From Mexico City 1968 to Rio 2016 and looking beyond into the future of Tokyo 2020, the book features cases presented by Parsons School of Design graduate students on how media, stadiums, geography, and art give way to protest. Varying acts of dissent from Tommie Smith and John Carlos’ Black Power stadium salute in ‘68 to the Clays Lane Live Archive following the London 2012 Olympic Games are analyzed alongside a modern-day exploration and critique of Internet-based activism and the effects of place-marketing and city-branding on host cities as well as exploring the alternatives and reactions that locals and designers hired to do spec work provide.

The book features a foreword by Jilly Traganou, associate professor of spatial studies at the School of Art and Design History and Theory at Parsons, who just published her book Designing the Olympics: Representation, Participation, Contestation. In her words: “The aim of the course was seeing the Olympic City as a field of top-down operation enforcement in the ways it employs national and place branding, creates a state of exception, allows for displacement of people and militarization of public space, and affects the environmental equilibrium in a negative way.
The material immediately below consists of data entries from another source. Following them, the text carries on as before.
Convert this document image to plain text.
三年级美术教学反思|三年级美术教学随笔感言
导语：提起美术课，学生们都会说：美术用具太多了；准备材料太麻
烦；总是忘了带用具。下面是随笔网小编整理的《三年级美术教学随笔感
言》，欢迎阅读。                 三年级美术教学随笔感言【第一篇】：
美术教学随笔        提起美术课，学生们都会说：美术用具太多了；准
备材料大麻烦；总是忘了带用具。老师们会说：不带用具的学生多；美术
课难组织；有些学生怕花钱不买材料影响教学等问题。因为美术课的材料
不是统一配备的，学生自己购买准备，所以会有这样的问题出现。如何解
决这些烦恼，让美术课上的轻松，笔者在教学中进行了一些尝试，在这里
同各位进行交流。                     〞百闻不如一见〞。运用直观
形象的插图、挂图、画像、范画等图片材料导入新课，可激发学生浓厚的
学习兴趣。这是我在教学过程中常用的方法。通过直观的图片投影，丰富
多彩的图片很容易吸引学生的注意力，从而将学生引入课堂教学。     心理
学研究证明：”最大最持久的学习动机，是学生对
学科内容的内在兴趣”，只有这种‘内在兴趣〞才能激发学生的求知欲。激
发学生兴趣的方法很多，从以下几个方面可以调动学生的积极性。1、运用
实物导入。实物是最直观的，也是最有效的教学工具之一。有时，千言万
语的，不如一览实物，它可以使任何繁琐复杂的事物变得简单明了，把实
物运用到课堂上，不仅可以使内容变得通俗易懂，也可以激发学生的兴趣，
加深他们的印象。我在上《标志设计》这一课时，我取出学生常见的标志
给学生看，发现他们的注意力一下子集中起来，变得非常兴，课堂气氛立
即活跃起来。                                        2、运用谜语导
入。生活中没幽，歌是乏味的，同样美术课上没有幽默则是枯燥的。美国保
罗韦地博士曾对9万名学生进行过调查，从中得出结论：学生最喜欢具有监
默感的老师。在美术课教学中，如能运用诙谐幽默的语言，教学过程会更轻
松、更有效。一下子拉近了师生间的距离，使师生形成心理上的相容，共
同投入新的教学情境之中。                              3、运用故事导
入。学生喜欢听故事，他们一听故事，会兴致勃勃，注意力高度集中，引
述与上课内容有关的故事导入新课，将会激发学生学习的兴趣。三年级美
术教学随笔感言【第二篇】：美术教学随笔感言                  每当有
The Olympic City, therefore, gives room for a space of dissent where both social movements and transnational groups contest the sociopolitical changes that the Olympic Games bring to the city.”

The papers in this book, while produced from students coming from varying backgrounds, all hone in on the performative and designerly elements of resistance, contributing to an emerging field of interdisciplinary study tethered to sporting mega-events.